In the tech world, hackers are constantly looking for newer ways to attack your data and steal it. Well, one such way is a phishing attack. In simpler terms, a phishing attack uses e-mail as a weapon to steal your data. If you see the literal meaning of the word, phishing – it means an angler throwing a baited hook to capture fish, hoping that it would bite. In the tech world, the angler is the hacker, and that fish is ‘you’.

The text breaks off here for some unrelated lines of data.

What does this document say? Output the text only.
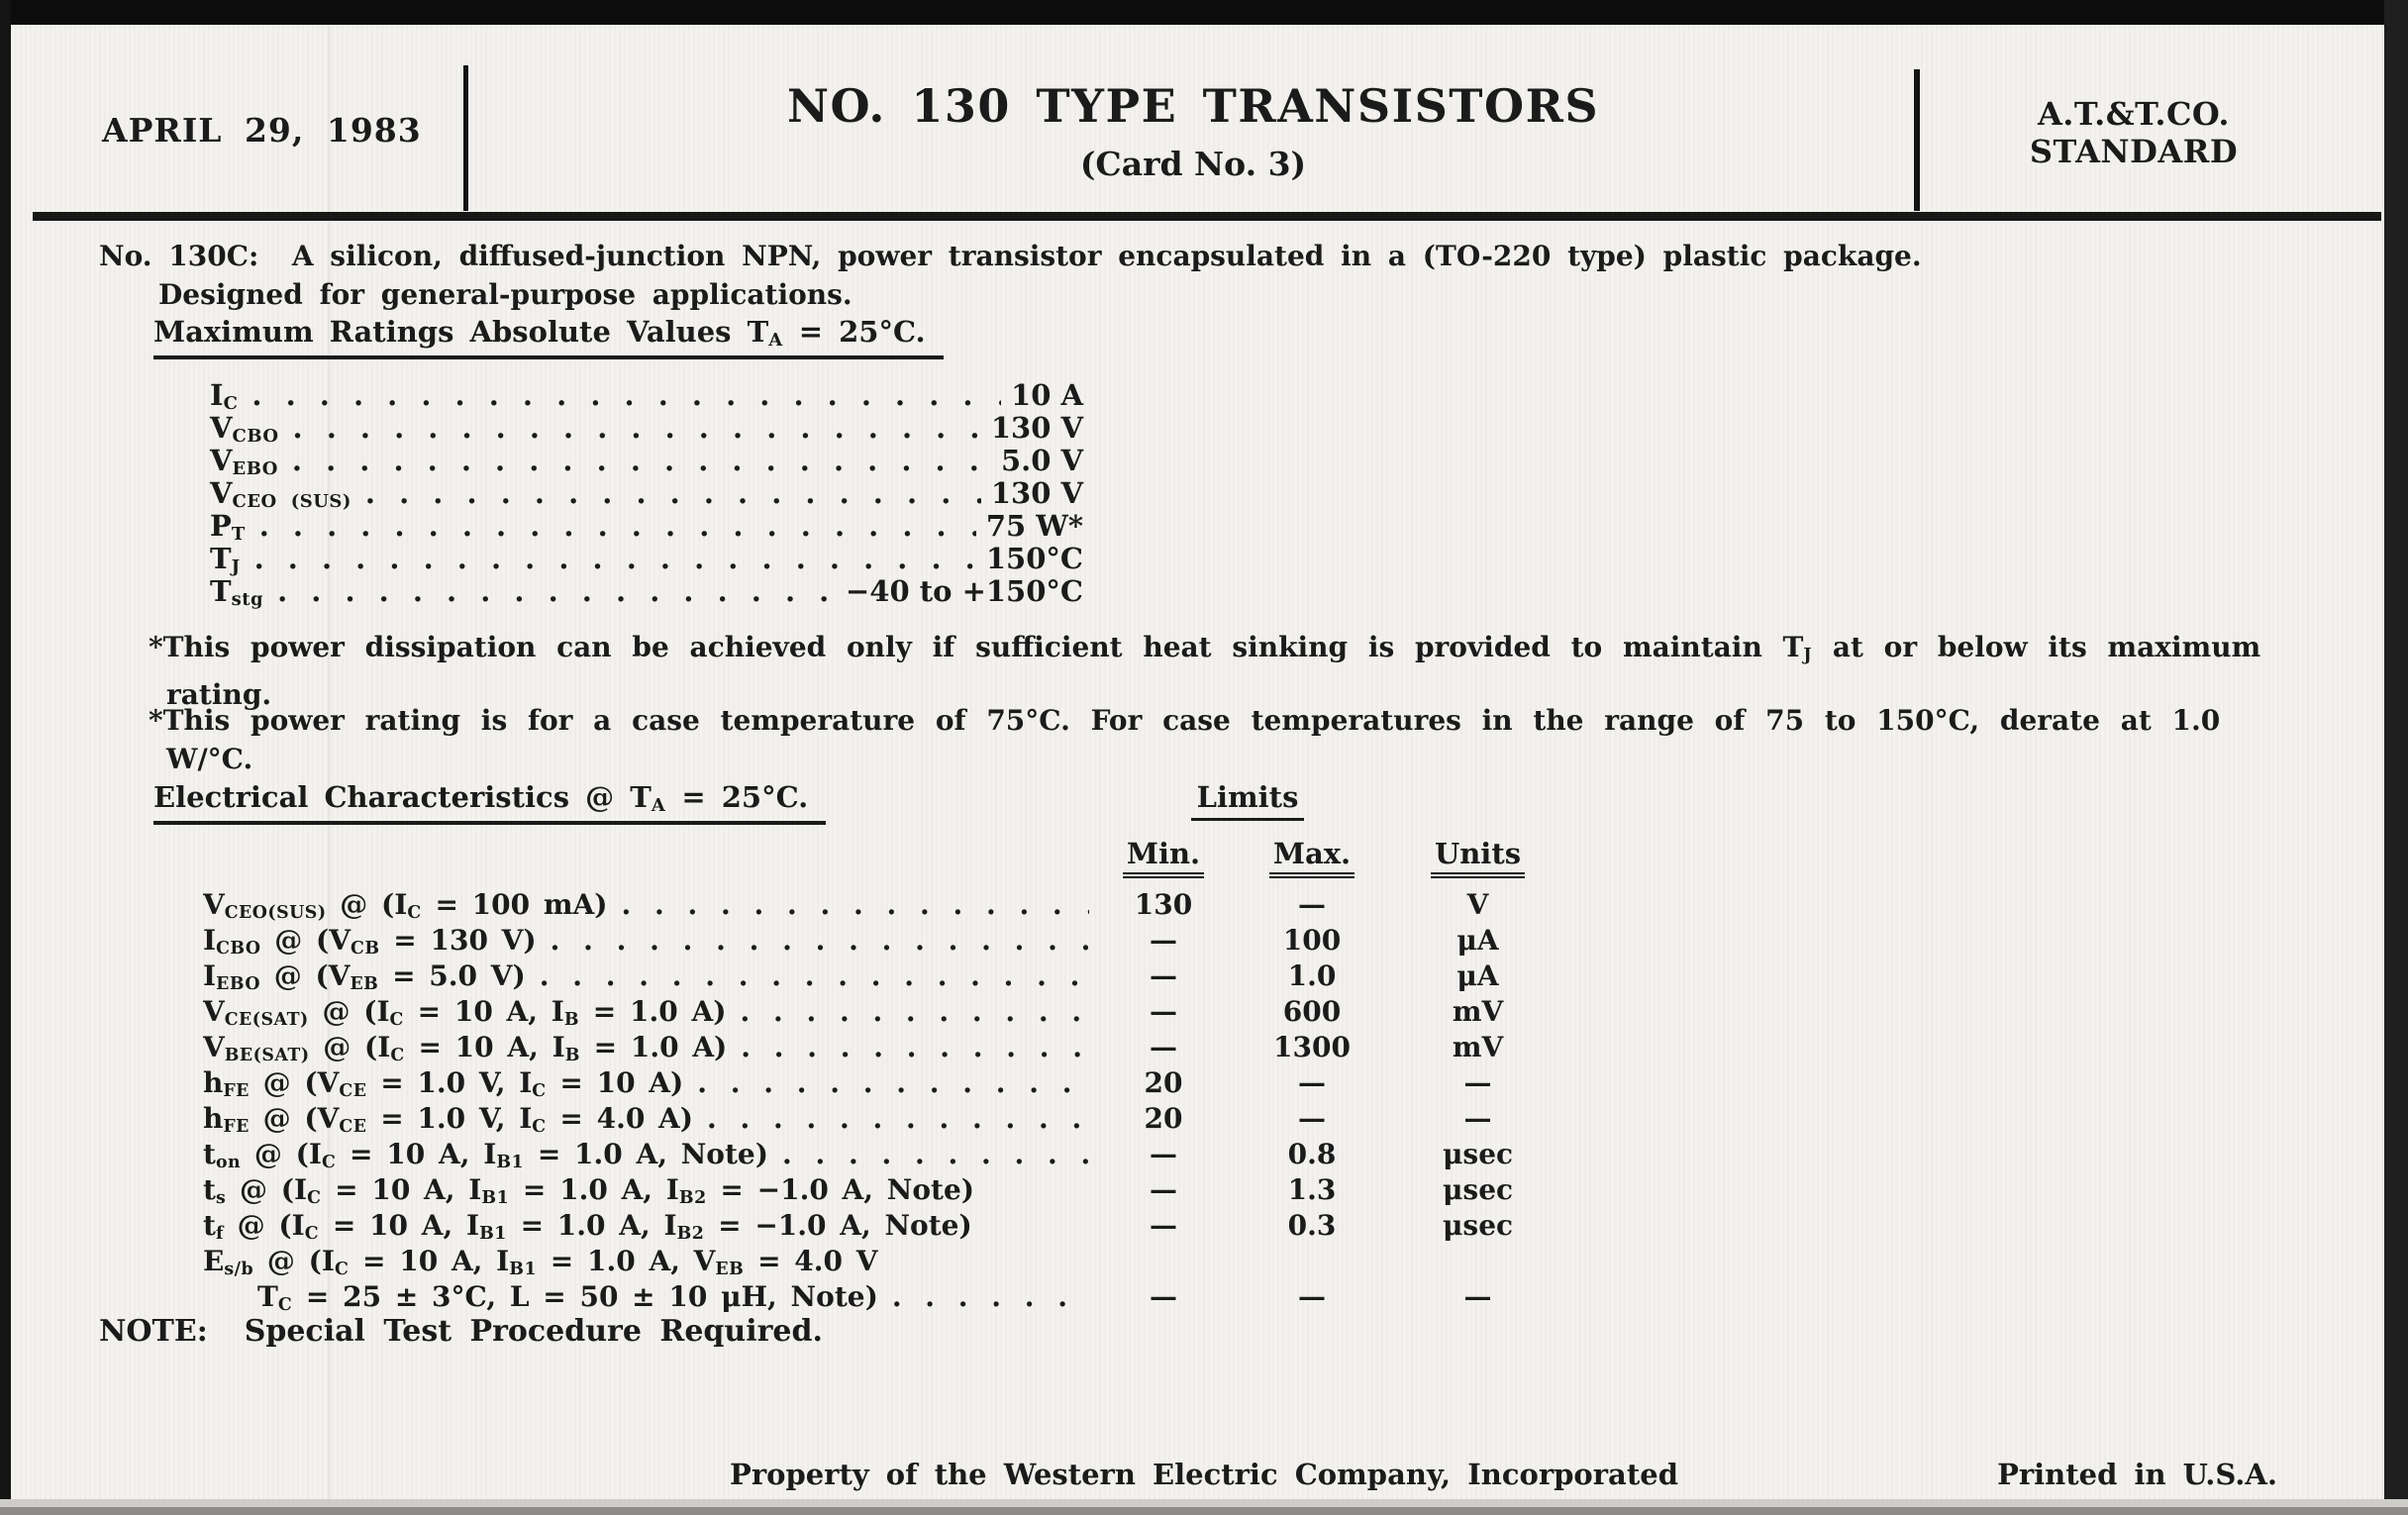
APRIL 29, 1983	NO. 130 TYPE TRANSISTORS
(Card No. 3)
A.T.&T.CO.
STANDARD
No. 130C:  A silicon, diffused-junction NPN, power transistor encapsulated in a (TO-220 type) plastic package.
Designed for general-purpose applications.
Maximum Ratings Absolute Values TA = 25°C.
IC . . .	10 A
VCBO . . .	130 V
VEBO . . .	5.0 V
VCEO (SUS) . . .	130 V
PT . . .	75 W*
TJ . . .	150°C
Tstg . . .	−40 to +150°C
*This power dissipation can be achieved only if sufficient heat sinking is provided to maintain TJ at or below its maximum
rating.
*This power rating is for a case temperature of 75°C. For case temperatures in the range of 75 to 150°C, derate at 1.0
W/°C.
Electrical Characteristics @ TA = 25°C.	Limits
Min.	Max.	Units
VCEO(SUS) @ (IC = 100 mA) . . .	130	—	V
ICBO @ (VCB = 130 V) . . .	—	100	μA
IEBO @ (VEB = 5.0 V) . . .	—	1.0	μA
VCE(SAT) @ (IC = 10 A, IB = 1.0 A) . . .	—	600	mV
VBE(SAT) @ (IC = 10 A, IB = 1.0 A) . . .	—	1300	mV
hFE @ (VCE = 1.0 V, IC = 10 A) . . .	20	—	—
hFE @ (VCE = 1.0 V, IC = 4.0 A) . . .	20	—	—
ton @ (IC = 10 A, IB1 = 1.0 A, Note) . . .	—	0.8	μsec
ts @ (IC = 10 A, IB1 = 1.0 A, IB2 = −1.0 A, Note)	—	1.3	μsec
tf @ (IC = 10 A, IB1 = 1.0 A, IB2 = −1.0 A, Note)	—	0.3	μsec
Es/b @ (IC = 10 A, IB1 = 1.0 A, VEB = 4.0 V
TC = 25 ± 3°C, L = 50 ± 10 μH, Note) . . .	—	—	—
NOTE:  Special Test Procedure Required.
Property of the Western Electric Company, Incorporated	Printed in U.S.A.
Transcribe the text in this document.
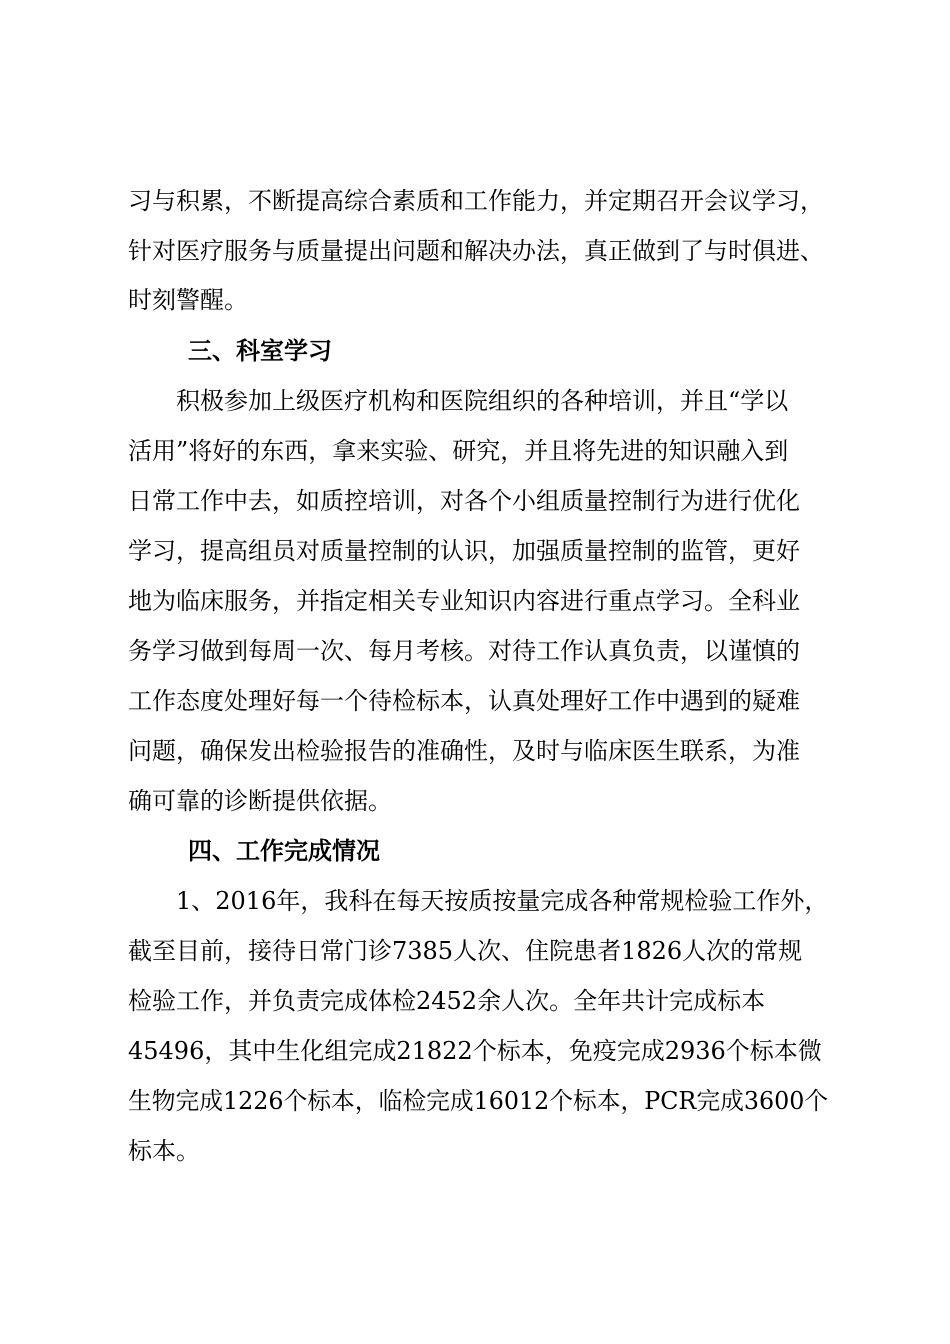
习与积累，不断提高综合素质和工作能力，并定期召开会议学习，
针对医疗服务与质量提出问题和解决办法，真正做到了与时俱进、
时刻警醒。
三、科室学习
积极参加上级医疗机构和医院组织的各种培训，并且“学以
活用”将好的东西，拿来实验、研究，并且将先进的知识融入到
日常工作中去，如质控培训，对各个小组质量控制行为进行优化
学习，提高组员对质量控制的认识，加强质量控制的监管，更好
地为临床服务，并指定相关专业知识内容进行重点学习。全科业
务学习做到每周一次、每月考核。对待工作认真负责，以谨慎的
工作态度处理好每一个待检标本，认真处理好工作中遇到的疑难
问题，确保发出检验报告的准确性，及时与临床医生联系，为准
确可靠的诊断提供依据。
四、工作完成情况
1、2016年，我科在每天按质按量完成各种常规检验工作外，
截至目前，接待日常门诊7385人次、住院患者1826人次的常规
检验工作，并负责完成体检2452余人次。全年共计完成标本
45496，其中生化组完成21822个标本，免疫完成2936个标本微
生物完成1226个标本，临检完成16012个标本，PCR完成3600个
标本。
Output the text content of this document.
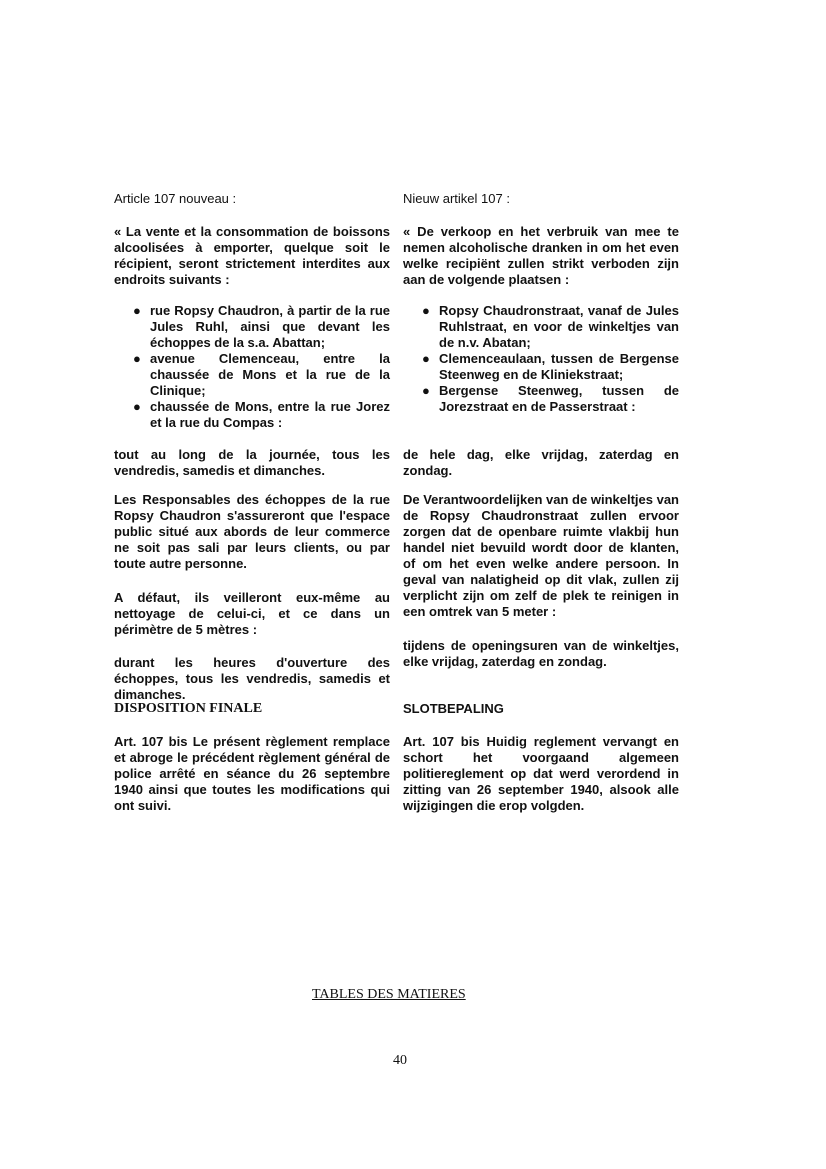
Article 107 nouveau :
« La vente et la consommation de boissons alcoolisées à emporter, quelque soit le récipient, seront strictement interdites aux endroits suivants :
● rue Ropsy Chaudron, à partir de la rue Jules Ruhl, ainsi que devant les échoppes de la s.a. Abattan;
● avenue Clemenceau, entre la chaussée de Mons et la rue de la Clinique;
● chaussée de Mons, entre la rue Jorez et la rue du Compas :
tout au long de la journée, tous les vendredis, samedis et dimanches.
Les Responsables des échoppes de la rue Ropsy Chaudron s'assureront que l'espace public situé aux abords de leur commerce ne soit pas sali par leurs clients, ou par toute autre personne.
A défaut, ils veilleront eux-même au nettoyage de celui-ci, et ce dans un périmètre de 5 mètres :
durant les heures d'ouverture des échoppes, tous les vendredis, samedis et dimanches.
DISPOSITION FINALE
Art. 107 bis Le présent règlement remplace et abroge le précédent règlement général de police arrêté en séance du 26 septembre 1940 ainsi que toutes les modifications qui ont suivi.
Nieuw artikel 107 :
« De verkoop en het verbruik van mee te nemen alcoholische dranken in om het even welke recipiënt zullen strikt verboden zijn aan de volgende plaatsen :
● Ropsy Chaudronstraat, vanaf de Jules Ruhlstraat, en voor de winkeltjes van de n.v. Abatan;
● Clemenceaulaan, tussen de Bergense Steenweg en de Kliniekstraat;
● Bergense Steenweg, tussen de Jorezstraat en de Passerstraat :
de hele dag, elke vrijdag, zaterdag en zondag.
De Verantwoordelijken van de winkeltjes van de Ropsy Chaudronstraat zullen ervoor zorgen dat de openbare ruimte vlakbij hun handel niet bevuild wordt door de klanten, of om het even welke andere persoon. In geval van nalatigheid op dit vlak, zullen zij verplicht zijn om zelf de plek te reinigen in een omtrek van 5 meter :
tijdens de openingsuren van de winkeltjes, elke vrijdag, zaterdag en zondag.
SLOTBEPALING
Art. 107 bis Huidig reglement vervangt en schort het voorgaand algemeen politiereglement op dat werd verordend in zitting van 26 september 1940, alsook alle wijzigingen die erop volgden.
TABLES DES MATIERES
40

The goal of phishing is to trick the e-mail recipient – an urgent request from their bank or to download an important attachment. Most people fall into the trap of a phishing attack as the hackers masquerade as a trusted identity or a credible source. Since phishing is quite an old method of cyberattacks, dating back to the 1990s – the phishing attack is becoming more and more sophisticated, making it more challenging to identify one!
The attacks have become so horrifying that the recipient can even lead the victim to install malware, which can freeze the system as a part of a ransomware attack, giving all the sensitive information in the hands of hackers. In fact, a phishing attack is not only limited to an individual. As part of a more powerful attack, the hackers can also target big corporate organizations to hold a foothold by stealing all the essential information. Any organization that falls to the prey of a phishing attack might suffer severe financial losses, reputation, consumer trust and declining market share.
Types of Phishing Attacks
There are a variety of techniques that fall under the umbrella of a phishing attack, but these are the most common ones:
These types of phishing e-mails aim to infect the recipient’s computer with malware. It’s quite challenging to track phishing e-mail since they are soft-targeted, for example – in the form of a job seeker’s resume.
Whaling basically means targeting a big fish in the market like a CEO of a company or any other high-value target. Though targeting them can be quite challenging, the return is usually very high for hackers.
Spearfishing is when the hacker target a particular individual rather than a company. Phishers target the victim by sending them messages that they think might be coming possibly from co-workers. For example, a hacker can target someone from the finance department pretending as a manager to request a large bank transfer.
Handing over sensitive information
As the name suggests, in this type of phishing attack, the victim is tricked by the hacker to reveal sensitive information like passwords or usernames through which the attacker can breach the account or system of the victim.